One of the tools that caught my eye was the section of the site that provides “Information resources targeted to each of the Institute of Medicine’s (IOM) ‘Six Quality Aims’ for improving the quality and safety of healthcare.” To achieve better patient safety and initiate change in the healthcare system, the IOM report suggests that health care systems focus on six quality aims: patient safety, patient-centeredness, effectiveness, efficiency, timeliness, and equity. The six quality aims are in a pyramid with patient safety at the base and equity at the top, which implies a layered approach. In other words, if patient safety is not in place, the other layers will be difficult to achieve.
In reading the Six Aims, it occurred to me that HR can play an important role in driving these initiatives.
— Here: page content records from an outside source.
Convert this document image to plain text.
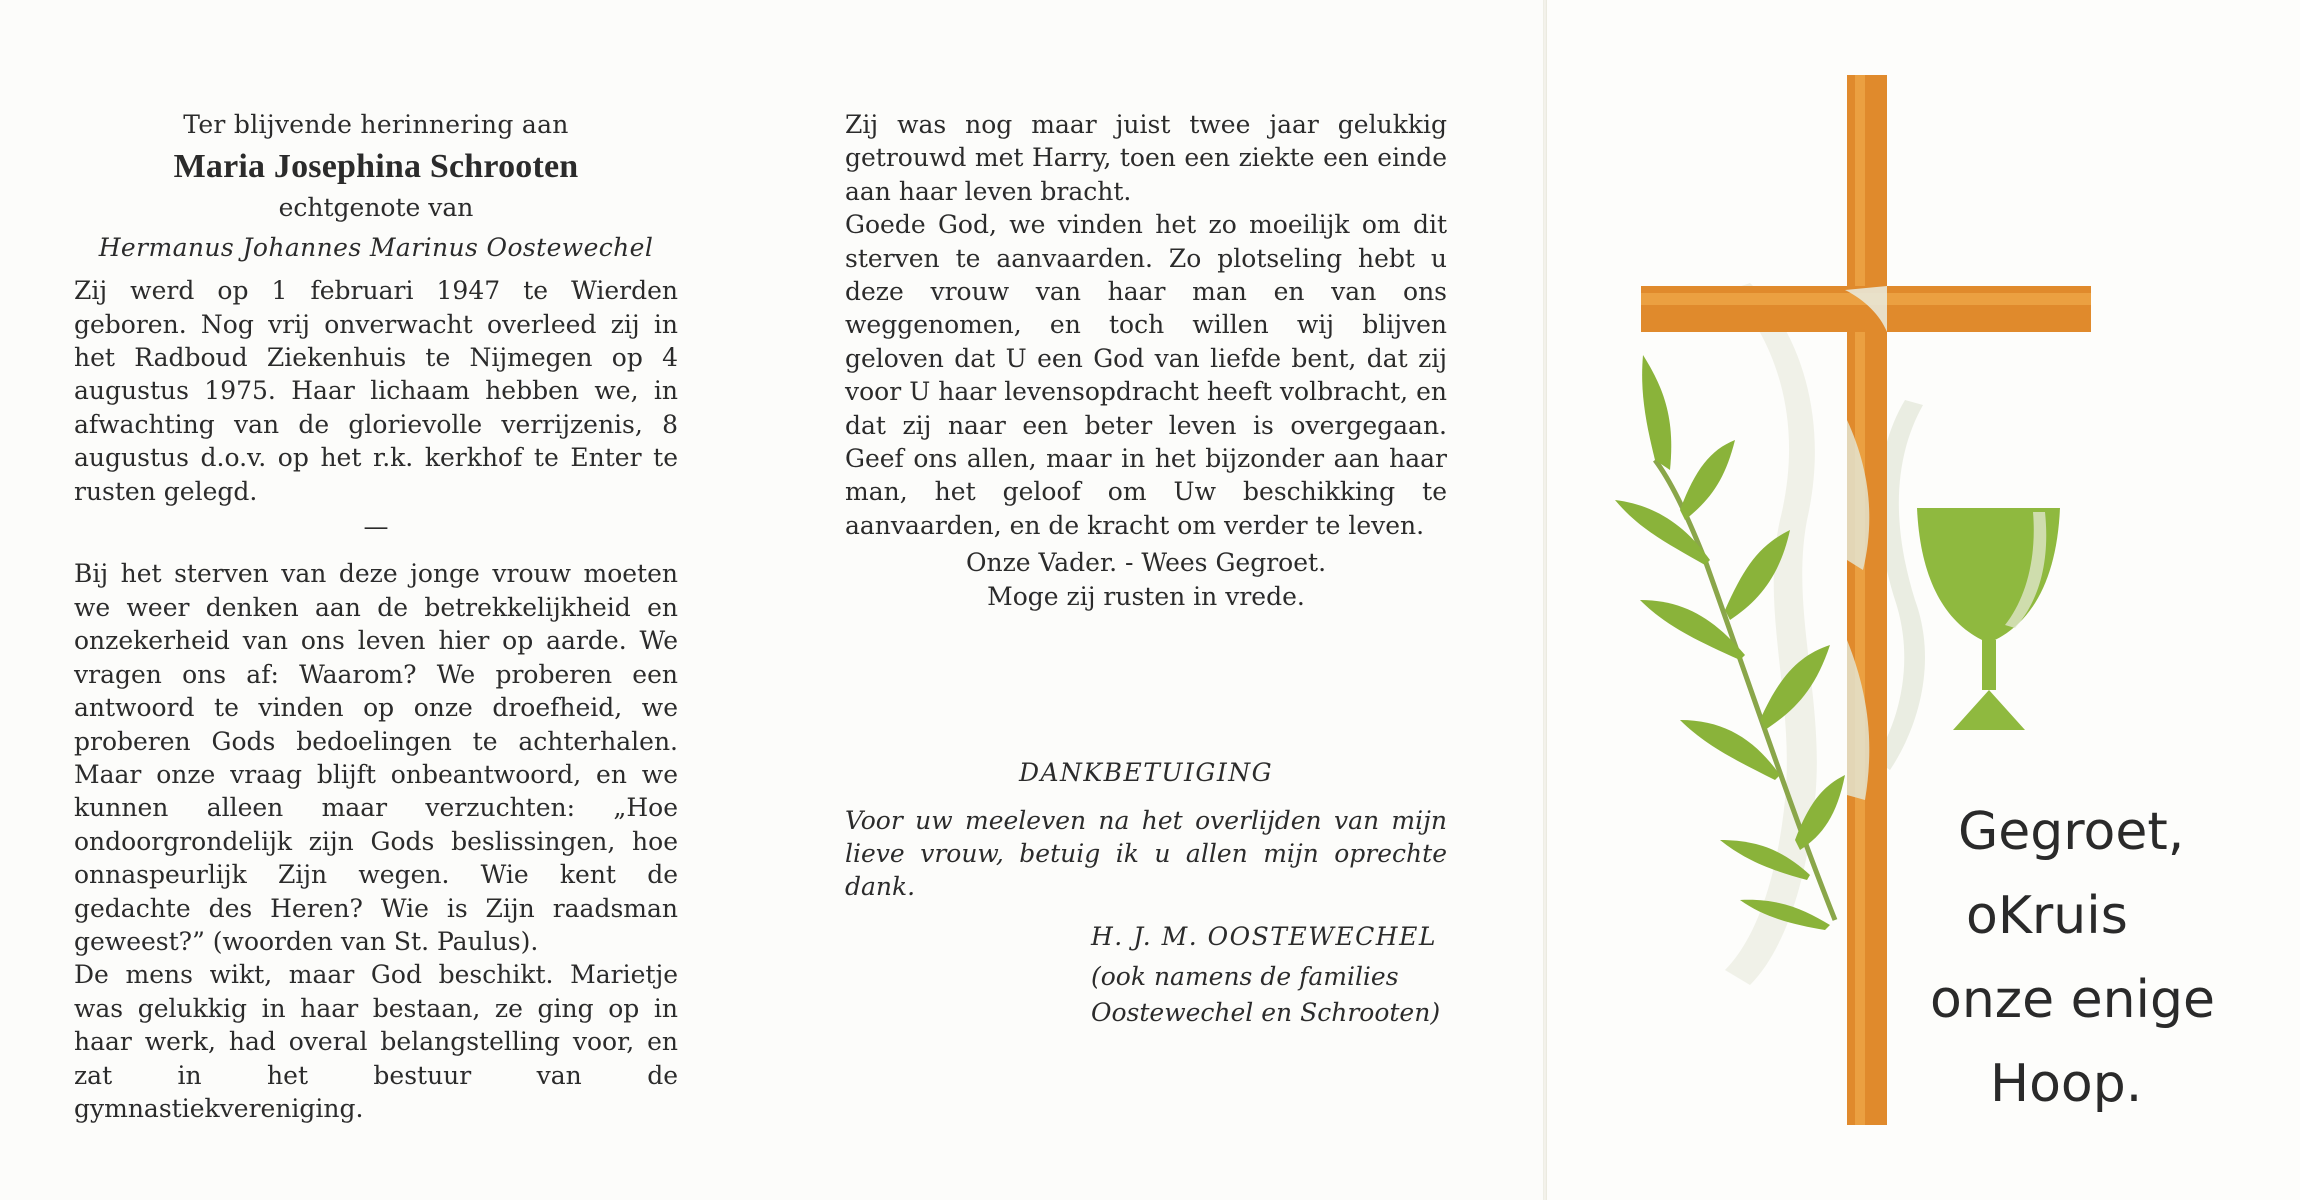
Ter blijvende herinnering aan
Maria Josephina Schrooten
echtgenote van
Hermanus Johannes Marinus Oostewechel
Zij werd op 1 februari 1947 te Wierden geboren. Nog vrij onverwacht overleed zij in het Radboud Ziekenhuis te Nijmegen op 4 augustus 1975. Haar lichaam hebben we, in afwachting van de glorievolle verrijzenis, 8 augustus d.o.v. op het r.k. kerkhof te Enter te rusten gelegd.
—
Bij het sterven van deze jonge vrouw moeten we weer denken aan de betrekkelijkheid en onzekerheid van ons leven hier op aarde. We vragen ons af: Waarom? We proberen een antwoord te vinden op onze droefheid, we proberen Gods bedoelingen te achterhalen. Maar onze vraag blijft onbeantwoord, en we kunnen alleen maar verzuchten: „Hoe ondoorgrondelijk zijn Gods beslissingen, hoe onnaspeurlijk Zijn wegen. Wie kent de gedachte des Heren? Wie is Zijn raadsman geweest?” (woorden van St. Paulus).
De mens wikt, maar God beschikt. Marietje was gelukkig in haar bestaan, ze ging op in haar werk, had overal belangstelling voor, en zat in het bestuur van de gymnastiekvereniging.
Zij was nog maar juist twee jaar gelukkig getrouwd met Harry, toen een ziekte een einde aan haar leven bracht.
Goede God, we vinden het zo moeilijk om dit sterven te aanvaarden. Zo plotseling hebt u deze vrouw van haar man en van ons weggenomen, en toch willen wij blijven geloven dat U een God van liefde bent, dat zij voor U haar levensopdracht heeft volbracht, en dat zij naar een beter leven is overgegaan. Geef ons allen, maar in het bijzonder aan haar man, het geloof om Uw beschikking te aanvaarden, en de kracht om verder te leven.
Onze Vader. - Wees Gegroet.
Moge zij rusten in vrede.
DANKBETUIGING
Voor uw meeleven na het overlijden van mijn lieve vrouw, betuig ik u allen mijn oprechte dank.
H. J. M. OOSTEWECHEL
(ook namens de families
Oostewechel en Schrooten)
Gegroet,
oKruis
onze enige
Hoop.
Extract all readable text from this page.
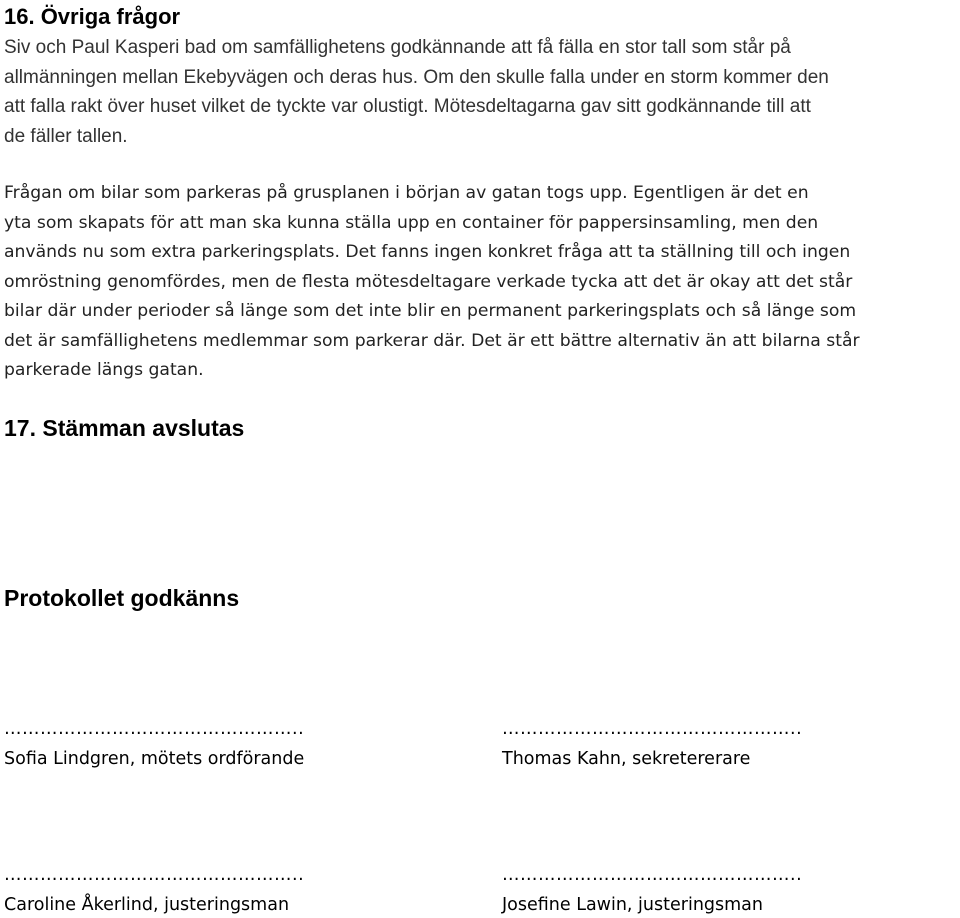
16. Övriga frågor

Siv och Paul Kasperi bad om samfällighetens godkännande att få fälla en stor tall som står på
allmänningen mellan Ekebyvägen och deras hus. Om den skulle falla under en storm kommer den
att falla rakt över huset vilket de tyckte var olustigt. Mötesdeltagarna gav sitt godkännande till att
de fäller tallen.

Frågan om bilar som parkeras på grusplanen i början av gatan togs upp. Egentligen är det en
yta som skapats för att man ska kunna ställa upp en container för pappersinsamling, men den
används nu som extra parkeringsplats. Det fanns ingen konkret fråga att ta ställning till och ingen
omröstning genomfördes, men de flesta mötesdeltagare verkade tycka att det är okay att det står
bilar där under perioder så länge som det inte blir en permanent parkeringsplats och så länge som
det är samfällighetens medlemmar som parkerar där. Det är ett bättre alternativ än att bilarna står
parkerade längs gatan.

17. Stämman avslutas
Protokollet godkänns

…………………………………………..

Sofia Lindgren, mötets ordförande

…………………………………………..

Thomas Kahn, sekretererare

…………………………………………..

Caroline Åkerlind, justeringsman

…………………………………………..

Josefine Lawin, justeringsman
To achieve each one of these aims, hospitals rely on their staff. Staff must not only be qualified and skilled, they also need ongoing training. Just as importantly, they need to be committed and satisfied employees. A system that integrates an organization’s talent management processes (performance appraisals, succession planning, compensation, learning management, multi-rater feedback, etc.) provides the tools for HR departments to lead their facilities’ transformation toward the IOM aims. Broadly speaking, effective talent management systems help hospitals provide better quality patient care.
Over the next few weeks I’ll address each of the Six Aims, patient safety, patient-centeredness, effectiveness, efficiency, timeliness, and equitability, and their relationship to talent management.